Reputation: 117
When I'm running on a vanilla spark cluster, and wanting to run a pyspark script against a specific virtualenv, I can create the virtual environment, install packages as needed, and then zip the environment into a file, let's say venv.zip
.
Then, at runtime, I can execute
spark-submit --archives venv.zip#VENV --master yarn script.py
and then, so long as I run
os.environ["PYSPARK_PYTHON"] = "VENV/bin/python"
inside of script.py, the code will run against the virtual environment, and spark will handle provisioning the virtualenvironment to all of my clusters.
When I do this on dataproc, first, the hadoop-style hash aliasing doesn't work, and second, running
gcloud dataproc jobs submit pyspark script.py --archives venv.zip --cluster <CLUSTER_NAME>
with os.environ["PYSPARK_PYTHON"] = "venv.zip/bin/python"
will produce:
Error from python worker:
venv/bin/python: 1: venv.zip/bin/python: Syntax error: word unexpected (expecting ")")
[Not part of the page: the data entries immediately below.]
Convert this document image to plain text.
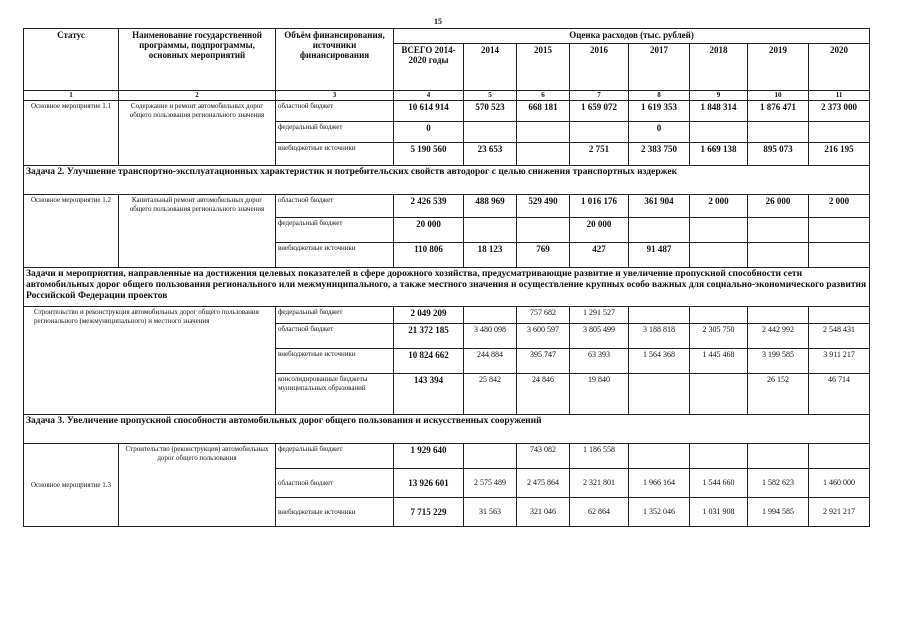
15
Статус	Наименование государственной программы, подпрограммы, основных мероприятий	Объём финансирования, источники финансирования	Оценка расходов (тыс. рублей)							
			ВСЕГО 2014-2020 годы	2014	2015	2016	2017	2018	2019	2020
1	2	3	4	5	6	7	8	9	10	11
Основное мероприятие 1.1	Содержание и ремонт автомобильных дорог общего пользования регионального значения	областной бюджет	10 614 914	570 523	668 181	1 659 072	1 619 353	1 848 314	1 876 471	2 373 000
		федеральный бюджет	0				0			
		внебюджетные источники	5 190 560	23 653		2 751	2 383 750	1 669 138	895 073	216 195
Задача 2. Улучшение транспортно-эксплуатационных характеристик и потребительских свойств автодорог с целью снижения транспортных издержек										
Основное мероприятие 1.2	Капитальный ремонт автомобильных дорог общего пользования регионального значения	областной бюджет	2 426 539	488 969	529 490	1 016 176	361 904	2 000	26 000	2 000
		федеральный бюджет	20 000			20 000				
		внебюджетные источники	110 806	18 123	769	427	91 487			
Задачи и мероприятия, направленные на достижения целевых показателей в сфере дорожного хозяйства, предусматривающие развитие и увеличение пропускной способности сети автомобильных дорог общего пользования регионального или межмуниципального, а также местного значения и осуществление крупных особо важных для социально-экономического развития Российской Федерации проектов										
Строительство и реконструкция автомобильных дорог общего пользования регионального (межмуниципального) и местного значения		федеральный бюджет	2 049 209		757 682	1 291 527				
		областной бюджет	21 372 185	3 480 098	3 600 597	3 805 499	3 188 818	2 305 750	2 442 992	2 548 431
		внебюджетные источники	10 824 662	244 884	395 747	63 393	1 564 368	1 445 468	3 199 585	3 911 217
		консолидированные бюджеты муниципальных образований	143 394	25 842	24 846	19 840			26 152	46 714
Задача 3. Увеличение пропускной способности автомобильных дорог общего пользования и искусственных сооружений										
Основное мероприятие 1.3	Строительство (реконструкция) автомобильных дорог общего пользования	федеральный бюджет	1 929 640		743 082	1 186 558				
		областной бюджет	13 926 601	2 575 489	2 475 864	2 321 801	1 966 164	1 544 660	1 582 623	1 460 000
		внебюджетные источники	7 715 229	31 563	321 046	62 864	1 352 046	1 031 908	1 994 585	2 921 217
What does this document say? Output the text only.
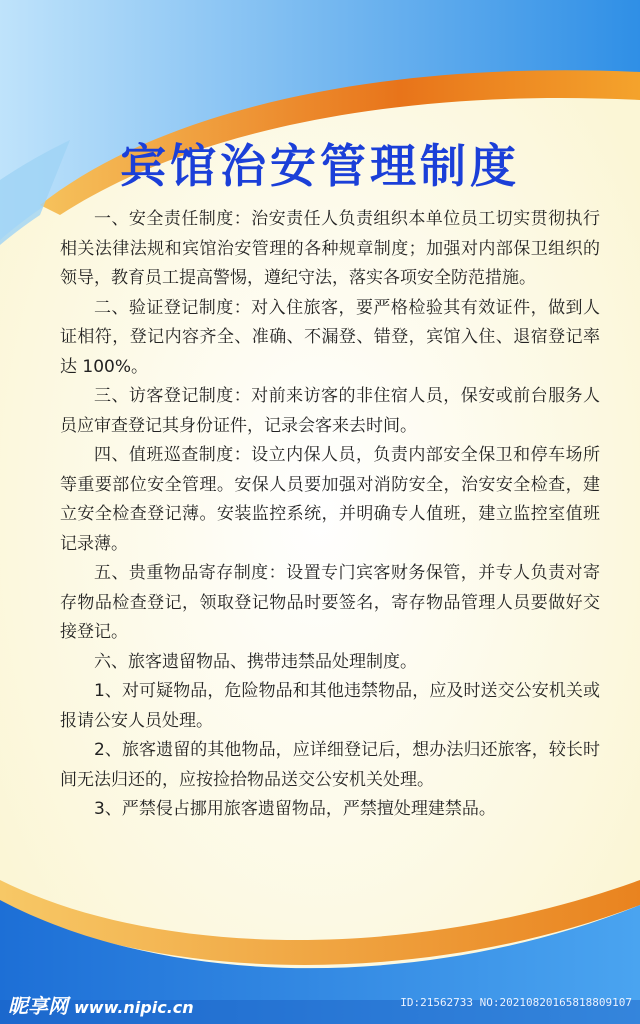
宾馆治安管理制度

一、安全责任制度：治安责任人负责组织本单位员工切实贯彻执行相关法律法规和宾馆治安管理的各种规章制度；加强对内部保卫组织的领导，教育员工提高警惕，遵纪守法，落实各项安全防范措施。

二、验证登记制度：对入住旅客，要严格检验其有效证件，做到人证相符，登记内容齐全、准确、不漏登、错登，宾馆入住、退宿登记率达 100%。

三、访客登记制度：对前来访客的非住宿人员，保安或前台服务人员应审查登记其身份证件，记录会客来去时间。

四、值班巡查制度：设立内保人员，负责内部安全保卫和停车场所等重要部位安全管理。安保人员要加强对消防安全，治安安全检查，建立安全检查登记薄。安装监控系统，并明确专人值班，建立监控室值班记录薄。

五、贵重物品寄存制度：设置专门宾客财务保管，并专人负责对寄存物品检查登记，领取登记物品时要签名，寄存物品管理人员要做好交接登记。

六、旅客遗留物品、携带违禁品处理制度。

1、对可疑物品，危险物品和其他违禁物品，应及时送交公安机关或报请公安人员处理。

2、旅客遗留的其他物品，应详细登记后，想办法归还旅客，较长时间无法归还的，应按捡拾物品送交公安机关处理。

3、严禁侵占挪用旅客遗留物品，严禁擅处理建禁品。

昵享网 www.nipic.cn	ID:21562733 NO:20210820165818809107
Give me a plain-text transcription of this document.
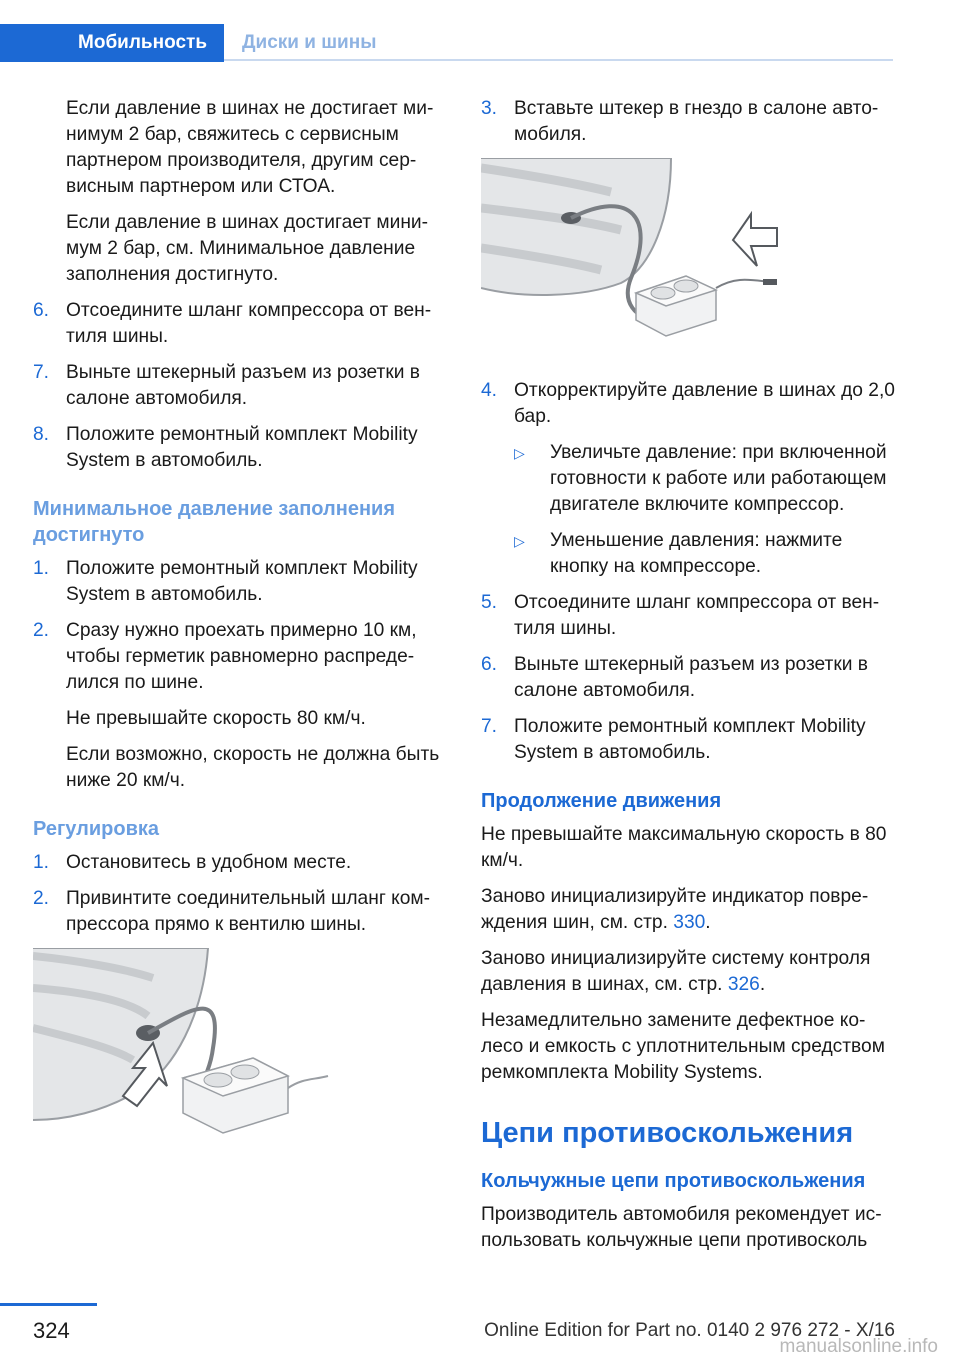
Мобильность Диски и шины

Если давление в шинах не достигает минимум 2 бар, свяжитесь с сервисным партнером производителя, другим сервисным партнером или СТОА.

Если давление в шинах достигает минимум 2 бар, см. Минимальное давление заполнения достигнуто.

6. Отсоедините шланг компрессора от вентиля шины.

7. Выньте штекерный разъем из розетки в салоне автомобиля.

8. Положите ремонтный комплект Mobility System в автомобиль.

Минимальное давление заполнения достигнуто
1. Положите ремонтный комплект Mobility System в автомобиль.

2. Сразу нужно проехать примерно 10 км, чтобы герметик равномерно распределился по шине.

Не превышайте скорость 80 км/ч.

Если возможно, скорость не должна быть ниже 20 км/ч.

Регулировка
1. Остановитесь в удобном месте.

2. Привинтите соединительный шланг компрессора прямо к вентилю шины.

3. Вставьте штекер в гнездо в салоне автомобиля.

4. Откорректируйте давление в шинах до 2,0 бар.

▷ Увеличьте давление: при включенной готовности к работе или работающем двигателе включите компрессор.

▷ Уменьшение давления: нажмите кнопку на компрессоре.

5. Отсоедините шланг компрессора от вентиля шины.

6. Выньте штекерный разъем из розетки в салоне автомобиля.

7. Положите ремонтный комплект Mobility System в автомобиль.

Продолжение движения

Не превышайте максимальную скорость в 80 км/ч.

Заново инициализируйте индикатор повреждения шин, см. стр. 330.

Заново инициализируйте систему контроля давления в шинах, см. стр. 326.

Незамедлительно замените дефектное колесо и емкость с уплотнительным средством ремкомплекта Mobility Systems.

Цепи противоскольжения
Кольчужные цепи противоскольжения

Производитель автомобиля рекомендует использовать кольчужные цепи противосколь

324	Online Edition for Part no. 0140 2 976 272 - X/16
manualsonline.info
It's clearly seeing my python executable, and trying to run against it, but there really appears to be some sort of parsing error. What gives? Is there any way to pass the live python executable to use to dataproc the way that you can against a vanilla spark cluster?
Upvotes: 1
Views: 1257
Reputation: 117
Turns out I was distributing python binaries across OSes, and was boneheaded enough to not notice that I was doing so, and the incompatibility was causing the crash.
Upvotes: 2